Meyer, John. W., and Brian Rowan. 1977. "Institutionalized Organizations: Formal Structure as Myth and Ceremony." American Journal of Sociology, 83(2), 340.
I don't see how this one supports the idea of faith, myth, or ceremony as being valuable in any way other than supporting the institution itself that spawned them. This paper is an empirical study of those things and how they form and affect an organization. The paper quite clearly places institutional beliefs in opposition to scientific or otherwise practical pursuits:
Organizations whose structures become isomorphic with the myths of the institutional environment [...] decrease internal coordination and control in order to maintain legitimacy. [...] In place of coordination, inspection, and evaluation, a logic of confidence and good faith is employed.
[...]
Organizational structures are created and made more elaborate with the rise of institutionalized myths [...] but an organization must also attend to practical activity. The two requirements are at odds.

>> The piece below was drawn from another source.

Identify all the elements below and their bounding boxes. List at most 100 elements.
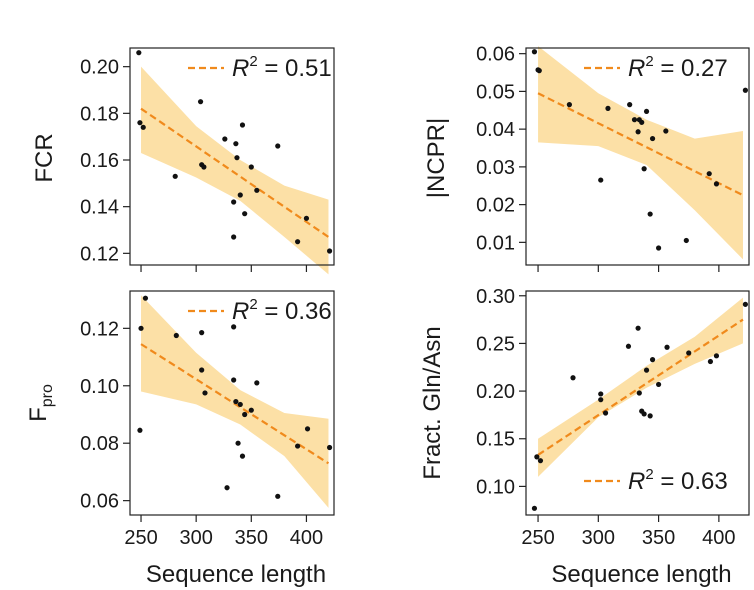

It might argue that some emergent ceremonial practices can provide structure and longevity, but also warns of impracticality and inefficiency. I would also point out that this paper seems much more deeply interested in secular or at least more general institutions such as government bodies, law, business and other bureaucracies, although its observations could naturally apply to any organization. I have to conclude you did not read or did not fully understand this paper because it undermines you.
DiMaggio, Paul J. and Walter W. Powell. 1983. "The Iron Cage Revisited: Institutional Isomorphism and Collective Rationality in Organizational Fields." American Sociological Review 48:147-160.

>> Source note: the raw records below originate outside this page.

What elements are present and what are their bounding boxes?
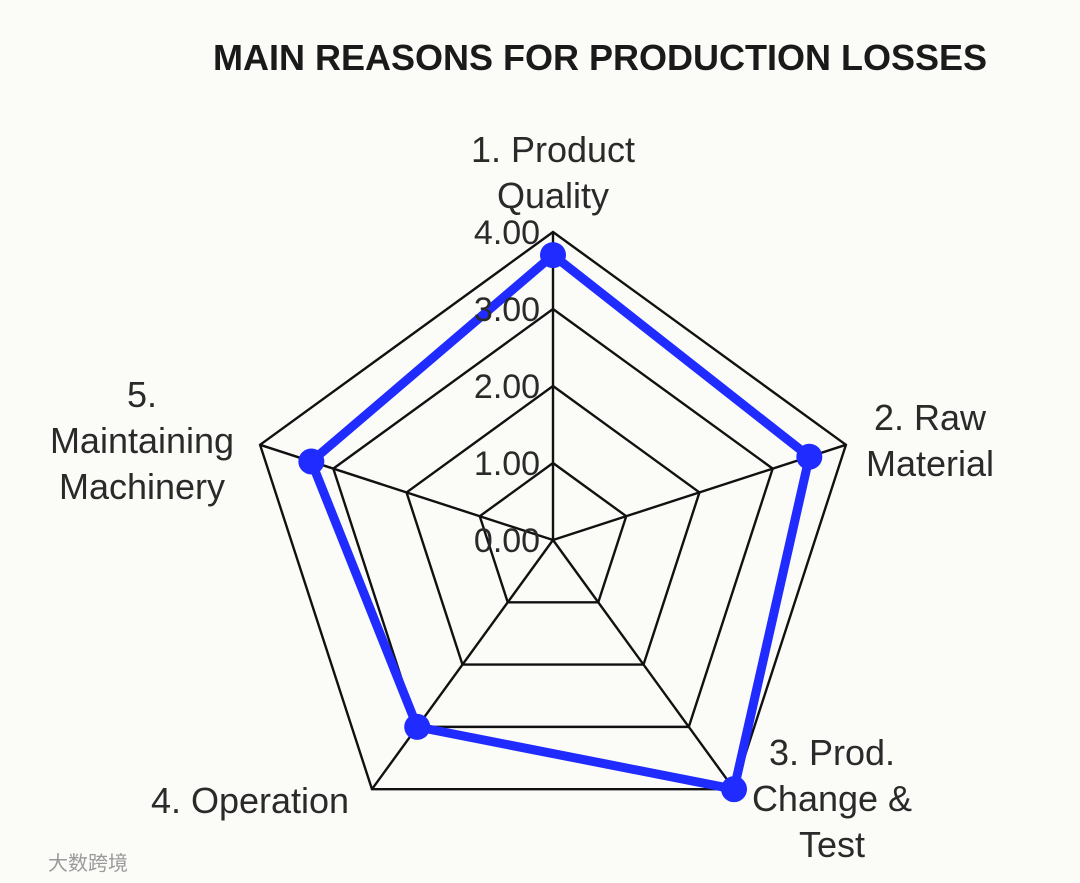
- category-label: 3. Prod. Change & Test: [752, 732, 912, 865]
- grid-spoke: [552, 539, 736, 790]
- data-point: [404, 713, 431, 740]
- tick-label: 4.00: [474, 214, 540, 252]
- grid-spoke: [370, 539, 554, 790]
- category-label: 1. Product Quality: [471, 129, 635, 216]
- category-label: 5. Maintaining Machinery: [50, 374, 234, 507]
- chart-title: MAIN REASONS FOR PRODUCTION LOSSES: [213, 37, 987, 78]
- tick-label: 0.00: [474, 522, 540, 560]
- category-label: 2. Raw Material: [866, 397, 994, 484]
- radial-tick-labels: 0.00 1.00 2.00 3.00 4.00: [474, 214, 540, 560]
- grid-ring: [258, 230, 848, 791]
- category-labels: 1. Product Quality 2. Raw Material 3. Prod. C…: [50, 129, 994, 865]
- grid-ring: [405, 384, 701, 666]
- data-point: [721, 776, 748, 803]
- data-point: [540, 242, 566, 269]
- series-line: [306, 250, 814, 794]
- tick-label: 1.00: [474, 445, 540, 483]
- radar-series: [298, 242, 823, 803]
- grid-ring: [478, 461, 628, 604]
- data-point: [796, 443, 823, 470]
- category-label: 4. Operation: [151, 780, 349, 821]
- tick-label: 3.00: [474, 291, 540, 329]
- grid-ring: [331, 307, 775, 729]
- data-point: [298, 448, 325, 475]
- tick-label: 2.00: [474, 368, 540, 406]
- radar-grid: [258, 230, 848, 791]
- watermark: 大数跨境: [48, 852, 128, 875]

I won't go into great detail with this one because it's similarly narrow in scope. It specifically addresses organizational bureaucratization and homogenization almost entirely in the context of business: its language is that of management, finance, hiring, and production. It does posit that homogenization may emerge from institutionalized rational demands and that diversity and divergent organizational behavior may be valuable, but may also introduce dysfunction. Again this does nothing for you.
I'll skip ahead.
Karel Weick- 1976, "Educational Organizations as Loosely Coupled Systems." Administrative Science Quarterly 21:1-19.
Please identify for me how faith or religious institutions represent loosely coupled systems and how that relates to the context of educational systems in this paper. Interestingly, the author even explicitly recommends some empirical approaches (or the development of some) to investigate loosely coupled systems, despite the challenges he identifies in that venture. Your argument that faith and its structural representations help predict human behavior would seem to exclude it immediately from having anything to do with this research. The whole point of organized religion is to produce a tightly coupled system.
I've scanned the rest and they all seem equally irrelevant, even if some are very interesting in sociological terms. I strongly suspect that you didn't read a word of these, or you are misrepresenting them as supporting the direct value of faith. Perhaps you meant to argue that myth and ceremony provide structure, longevity, and diversity to organizations, which is an actual point supported by these articles. That may be true, but all we can conclude about religion from this is that it is very well-engineered to endure and maintain control over its members. These articles cannot be used to comment on religious validity or the global utility of faith, and in fact strongly oppose the idea that baseless belief is anything but impractical.
Maybe you also you meant to say that
studying institutionalized belief or the organizational structures of religion -- in essence, employing
psychology and sociology -- might grant some insight into human behavior, a point which I never opposed.